Tante medaglie segno inconfondibile di impegno e sacrifici e della possibilità di potercela fare nonostante tutto. Le paralimpiadi ci consegnano ancora una volta la tenacia , la caparbietà e l’irrinunciabile voglia di vivere di persone segnate duramente da traumi o malattie. Quel che non va, a voler guardare meno superficialmente il fenomeno, è che molti di questi campioni sono avanti con gli anni, segno inconfondibile che c’è poco ricambio generazionale.
In questi giorni, in concomitanza con la manifestazione di Rio, ho potuto incontrare molti bimbi ciechi in occasione della Summer School organizzata a Castello Tesino (TN). E quel che risulta sorprendente, è che in quasi tutte le scuole dalle quali provenivano i bimbi, Foggia, Roma , Pistoia, Brescia, Modena, i giovani disabili sono esonerati dall’educazione fisica, come dire che da un lato si mostra con le paralimpiadi che si può, che lo sport fa bene, e poi a partire dalla nostra scuola in tutti i giorni dell’anno lo sport viene giudicato antitetico alla condizione di disabilità.
Si crea così il fenomeno perverso per cui chi pratica qualche disciplina come il nuoto, l’handbike, lo fa per l’eroica caparbietà e disponibilità delle famiglie o per la copiosità di denaro di qualche sponsor, per chi ha la fortuna di diventare testimonial o uomo immagine, come può capitare soltanto ad un’élite che è meno delle dita di una mano. Considerato poi che le paralimpiadi come fenomeno di immagine, di comunicazione non hanno un grande appeal, se non all’interno del cosiddetto mondo della disabilità, credo sarebbe più significativo che gli organismi nazionali, a partire dal Coni e della Federazione Sport Disabili avviassero una campagna seria per rendere obbligatorie le attività sportive nelle scuole di ogni ordine e grado. Se l’integrazione scolastica tanto sbandierata da molti come fenomeno di civiltà, oggi annovera quasi 200mila alunni, se tutti in vario modo potessero praticare un’attività sportiva, ci sarebbe davvero un gran vivaio dove coltivare qualche campione così da non dover ricorrere ai 40-50enni per formare la delegazione italiana.

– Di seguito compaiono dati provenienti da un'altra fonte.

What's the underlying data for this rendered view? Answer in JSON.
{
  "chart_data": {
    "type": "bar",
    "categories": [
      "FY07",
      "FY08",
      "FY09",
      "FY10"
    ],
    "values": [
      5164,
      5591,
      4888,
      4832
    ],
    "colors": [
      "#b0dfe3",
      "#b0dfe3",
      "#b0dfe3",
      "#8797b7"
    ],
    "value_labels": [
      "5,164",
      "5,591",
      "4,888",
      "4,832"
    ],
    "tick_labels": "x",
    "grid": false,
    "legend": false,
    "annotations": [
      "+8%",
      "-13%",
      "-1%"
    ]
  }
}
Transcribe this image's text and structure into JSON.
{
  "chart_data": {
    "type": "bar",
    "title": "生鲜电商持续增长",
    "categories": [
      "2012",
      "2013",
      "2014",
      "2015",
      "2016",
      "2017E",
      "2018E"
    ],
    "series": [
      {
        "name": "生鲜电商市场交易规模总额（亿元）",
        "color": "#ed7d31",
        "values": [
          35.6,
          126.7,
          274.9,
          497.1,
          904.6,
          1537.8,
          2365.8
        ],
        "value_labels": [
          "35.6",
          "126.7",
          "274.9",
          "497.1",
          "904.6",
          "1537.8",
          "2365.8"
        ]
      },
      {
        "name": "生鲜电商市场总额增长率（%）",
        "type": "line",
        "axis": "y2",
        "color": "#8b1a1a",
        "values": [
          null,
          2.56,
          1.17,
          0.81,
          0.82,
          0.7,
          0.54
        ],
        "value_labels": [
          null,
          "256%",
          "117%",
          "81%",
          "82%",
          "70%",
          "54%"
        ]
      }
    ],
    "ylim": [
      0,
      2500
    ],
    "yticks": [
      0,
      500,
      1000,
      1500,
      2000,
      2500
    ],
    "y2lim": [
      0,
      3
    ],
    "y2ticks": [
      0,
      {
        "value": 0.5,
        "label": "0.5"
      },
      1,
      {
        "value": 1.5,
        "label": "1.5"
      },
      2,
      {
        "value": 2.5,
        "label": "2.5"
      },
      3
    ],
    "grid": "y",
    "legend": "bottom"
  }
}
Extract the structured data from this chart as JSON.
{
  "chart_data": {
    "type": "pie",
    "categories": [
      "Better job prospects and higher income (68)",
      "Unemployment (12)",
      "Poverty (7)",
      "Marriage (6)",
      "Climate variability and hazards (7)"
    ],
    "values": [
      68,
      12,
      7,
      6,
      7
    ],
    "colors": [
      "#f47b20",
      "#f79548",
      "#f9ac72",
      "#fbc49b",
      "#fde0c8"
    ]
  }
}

Ben vengano le medaglie d’oro, d’argento o di bronzo che mostrano la vitalità del nostro Paese anche in questo settore. Meglio sarebbe se insieme a queste, tanti bimbi ciechi, para o tetraplegici o con deficit mentale, potessero gioire di una corsa, di una nuotata, della possibilità di sfrecciare veloci con la loro carrozzina su una pista di atletica. Tante più persone disabili potranno accedere allo sport, e tanto più facile e reale potrà essere il loro processo d’integrazione sociale. Tante più persone con questo o quell’handicap usciranno dalle loro case o dai luoghi protetti, e tanto più sarà lo sviluppo di un comparto economico dove il soddisfacimento dei loro bisogni di vivere a pieno la vita, sarà finalmente l’occasione per considerare la disabilità una risorsa, una leva per l’economia, un’opportunità per ridistribuire reddito. E sancire definitivamente che la disabilità è un ambito dove il Paese può crescere e creare occupazione.